According to The Wall Street Journal, Rivian's chief operating officer, Rod Copes, left the company in December. And while the Journal relayed a comment from the company that this departure was "planned for months," not only has there not yet been a Securities and Exchange Commission (SEC) filing about it, at the time the Journal wrote its story, it pointed out that "Mr. Copes was still identified on Rivian's website as the company's operations chief."
Rivian has since removed Copes' bio from its website.
Viewed even in the best light, that's some serious mixed messaging investors are getting from Rivian this week, and yet, the stock is responding positively today. Why is that?

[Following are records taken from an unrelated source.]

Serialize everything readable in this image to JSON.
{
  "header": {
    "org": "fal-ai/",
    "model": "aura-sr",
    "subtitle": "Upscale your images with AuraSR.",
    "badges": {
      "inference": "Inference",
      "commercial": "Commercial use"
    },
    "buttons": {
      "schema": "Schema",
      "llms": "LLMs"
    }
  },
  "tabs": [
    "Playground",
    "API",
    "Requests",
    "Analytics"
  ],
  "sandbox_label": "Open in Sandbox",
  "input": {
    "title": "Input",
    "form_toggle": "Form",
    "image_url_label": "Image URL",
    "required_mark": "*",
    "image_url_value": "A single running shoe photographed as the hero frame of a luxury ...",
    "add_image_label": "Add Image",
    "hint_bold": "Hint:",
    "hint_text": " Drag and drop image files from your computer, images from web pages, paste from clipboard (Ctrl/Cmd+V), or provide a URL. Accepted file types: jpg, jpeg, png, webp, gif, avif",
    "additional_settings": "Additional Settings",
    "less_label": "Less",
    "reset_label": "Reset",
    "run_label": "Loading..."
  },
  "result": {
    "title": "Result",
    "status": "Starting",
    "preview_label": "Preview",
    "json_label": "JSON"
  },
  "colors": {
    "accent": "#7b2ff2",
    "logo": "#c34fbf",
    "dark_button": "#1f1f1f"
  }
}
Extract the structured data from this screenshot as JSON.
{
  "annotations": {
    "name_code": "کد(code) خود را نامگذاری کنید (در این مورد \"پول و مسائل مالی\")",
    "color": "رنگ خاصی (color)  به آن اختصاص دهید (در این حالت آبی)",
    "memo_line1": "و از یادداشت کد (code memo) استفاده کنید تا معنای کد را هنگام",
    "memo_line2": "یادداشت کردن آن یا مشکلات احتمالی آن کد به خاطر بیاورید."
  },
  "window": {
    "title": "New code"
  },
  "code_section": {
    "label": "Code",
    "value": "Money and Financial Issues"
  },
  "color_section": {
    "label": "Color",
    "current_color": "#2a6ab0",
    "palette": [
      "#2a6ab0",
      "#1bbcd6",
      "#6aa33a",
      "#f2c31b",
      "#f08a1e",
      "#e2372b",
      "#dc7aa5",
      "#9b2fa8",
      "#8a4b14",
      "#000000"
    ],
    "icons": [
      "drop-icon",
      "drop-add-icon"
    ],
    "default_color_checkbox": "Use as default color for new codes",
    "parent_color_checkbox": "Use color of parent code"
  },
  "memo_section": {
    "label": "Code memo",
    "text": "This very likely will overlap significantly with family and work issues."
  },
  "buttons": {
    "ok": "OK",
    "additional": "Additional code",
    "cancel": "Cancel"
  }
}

Well, a couple of reasons.
Although Rivian hasn't yet put out a statement about Copes' departure, it has just filed with the SEC an update on its production progress. "By the end of 2021," says the company, Rivian had "produced 1,015 vehicles" and delivered 920 of them to its customers.
Investors so far seem to be accentuating that positive news, and eliminating any concerns about who is running Rivian. And helping them to make this decision are two notes out from Rivian's fans on Wall Street.
In one note, Japanese investment bank Mizuho recites Rivian's declaration that Copes' departure "had been planned for some time." Furthermore, advises StreetInsider.com, Mizuho reiterates its faith that "RIVN continues to progress to the next stage of its global expansion," targeting in particular the U.S. market where "SUVs and pickup trucks ... make up ~70% of U.S. vehicle sales with premium margins."
Separately, analysts at Redburn Research initiated coverage of Rivian stock today, arguing that Rivian "beat Tesla, Ford and GM to market with the first electric pickup" (reports TheFly.com). Arguing that demand for Rivian's products will "vastly outstrip" its current ability to produce trucks to fill that demand, Redburn says this $85 stock is actually worth $141 in fair value.
For today, at least, investors seem to agree.